Exhibit 2 Form of Common Stock Purchase Warrant to be issued to the purchasers named in the Securities Purchase Agreement (incorporated by reference to Exhibit 10.87 to the Annual Report on Form 10-K of American Power Group Corporation filed with the SEC on January 13, 2016).

Exhibit 3 Amendment No. 2 to Registration Rights Agreement between American Power Group Corporation and the Purchasers named therein, dated as of January 8, 2016 (incorporated by reference to Exhibit 10.91 to the Annual Report on Form 10-K of American Power Group Corporation filed with the SEC on January 13, 2016).

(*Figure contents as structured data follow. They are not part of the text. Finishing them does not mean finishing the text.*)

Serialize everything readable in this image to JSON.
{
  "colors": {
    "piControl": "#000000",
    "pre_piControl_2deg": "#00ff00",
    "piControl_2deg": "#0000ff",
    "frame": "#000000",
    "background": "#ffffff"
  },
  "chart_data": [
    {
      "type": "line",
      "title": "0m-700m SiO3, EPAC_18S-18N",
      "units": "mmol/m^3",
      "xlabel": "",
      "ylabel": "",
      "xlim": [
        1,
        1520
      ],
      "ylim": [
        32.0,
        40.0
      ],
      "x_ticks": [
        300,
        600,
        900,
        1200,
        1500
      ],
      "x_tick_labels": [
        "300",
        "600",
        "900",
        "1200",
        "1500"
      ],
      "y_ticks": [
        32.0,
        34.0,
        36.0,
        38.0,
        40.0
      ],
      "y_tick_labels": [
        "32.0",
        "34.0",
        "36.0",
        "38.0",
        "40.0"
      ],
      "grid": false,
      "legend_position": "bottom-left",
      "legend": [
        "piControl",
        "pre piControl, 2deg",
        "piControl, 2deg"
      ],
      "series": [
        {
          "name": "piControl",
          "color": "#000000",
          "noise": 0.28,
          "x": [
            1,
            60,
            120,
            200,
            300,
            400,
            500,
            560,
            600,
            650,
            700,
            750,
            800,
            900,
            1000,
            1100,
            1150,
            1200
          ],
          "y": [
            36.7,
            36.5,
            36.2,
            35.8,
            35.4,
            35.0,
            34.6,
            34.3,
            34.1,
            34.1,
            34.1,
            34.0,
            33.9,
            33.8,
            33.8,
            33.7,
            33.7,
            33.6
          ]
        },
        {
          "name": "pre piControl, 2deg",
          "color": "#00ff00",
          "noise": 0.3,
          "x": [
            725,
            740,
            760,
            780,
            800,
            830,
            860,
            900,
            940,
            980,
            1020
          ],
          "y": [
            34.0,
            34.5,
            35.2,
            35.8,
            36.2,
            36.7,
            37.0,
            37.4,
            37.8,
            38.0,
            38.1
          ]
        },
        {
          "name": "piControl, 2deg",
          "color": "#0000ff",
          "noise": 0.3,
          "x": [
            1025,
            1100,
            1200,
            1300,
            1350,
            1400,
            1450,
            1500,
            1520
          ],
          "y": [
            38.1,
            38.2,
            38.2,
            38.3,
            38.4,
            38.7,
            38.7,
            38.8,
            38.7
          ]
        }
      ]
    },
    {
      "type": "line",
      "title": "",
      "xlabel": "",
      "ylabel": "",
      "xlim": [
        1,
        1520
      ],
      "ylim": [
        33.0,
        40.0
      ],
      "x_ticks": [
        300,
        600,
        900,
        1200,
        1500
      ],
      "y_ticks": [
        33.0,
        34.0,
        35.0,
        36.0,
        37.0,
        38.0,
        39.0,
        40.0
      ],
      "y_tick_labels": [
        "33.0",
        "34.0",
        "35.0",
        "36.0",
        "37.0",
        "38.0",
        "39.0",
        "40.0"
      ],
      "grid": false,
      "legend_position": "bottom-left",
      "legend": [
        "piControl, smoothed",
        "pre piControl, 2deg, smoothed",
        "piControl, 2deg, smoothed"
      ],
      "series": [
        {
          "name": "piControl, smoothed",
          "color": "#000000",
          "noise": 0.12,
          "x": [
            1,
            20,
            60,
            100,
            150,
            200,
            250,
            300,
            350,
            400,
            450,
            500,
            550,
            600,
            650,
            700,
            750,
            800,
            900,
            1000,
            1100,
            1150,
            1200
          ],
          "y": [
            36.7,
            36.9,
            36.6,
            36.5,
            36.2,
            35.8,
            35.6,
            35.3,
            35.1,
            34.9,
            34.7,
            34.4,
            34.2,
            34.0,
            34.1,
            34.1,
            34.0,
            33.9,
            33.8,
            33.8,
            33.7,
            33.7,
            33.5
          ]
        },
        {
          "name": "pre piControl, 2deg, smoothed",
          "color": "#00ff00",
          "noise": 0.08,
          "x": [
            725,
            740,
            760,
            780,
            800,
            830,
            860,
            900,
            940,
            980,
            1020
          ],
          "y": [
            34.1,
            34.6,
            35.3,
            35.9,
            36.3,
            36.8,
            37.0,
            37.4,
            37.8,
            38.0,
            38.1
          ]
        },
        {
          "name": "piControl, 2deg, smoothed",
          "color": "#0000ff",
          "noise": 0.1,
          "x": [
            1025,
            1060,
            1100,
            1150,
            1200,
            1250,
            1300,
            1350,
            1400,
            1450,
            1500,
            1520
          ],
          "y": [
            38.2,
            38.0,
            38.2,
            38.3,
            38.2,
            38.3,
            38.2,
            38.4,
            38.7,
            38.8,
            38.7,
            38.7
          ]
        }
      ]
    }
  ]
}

Exhibit 4 Amended and Restated Voting Agreement between American Power Group Corporation and the Purchasers named therein, dated as of January 8, 2016 (incorporated by reference to Exhibit 10.88 to the Annual Report on Form 10-K of American Power Group Corporation filed with the SEC on January 13, 2016).

 
Page 9
 
SIGNATURE

After reasonable inquiry and to the best of my knowledge and belief, I certify that the information set forth in this statement is true, complete and correct.
 
 
ARROW, LLC
   
   
 
/s/ Matthew van Steenwyk
 
Name:            Matthew van Steenwyk
Title:               Manager
   
   
 
/s/ Matthew van Steenwyk
 
Matthew van Steenwyk
   
   
 
/s/ Betty van Steenwyk
 
Betty van Steenwyk
 
The original statement shall be signed by each person on whose behalf the statement is filed or his authorized representative.  If the statement is signed on behalf of a person by his authorized representative (other than an executive officer or general partner of this filing person), evidence of the representative’s authority to sign on behalf of such person shall be filed with the statement, provided, however, that a power of attorney for this purpose which is already on file with the Commission may be incorporated by reference.  The name and any title of each person who signs the statement shall be typed or printed beneath his signature.

Attention:  Intentional misstatements or omissions of fact constitute Federal criminal violations (See 18 U.S.C. 1001).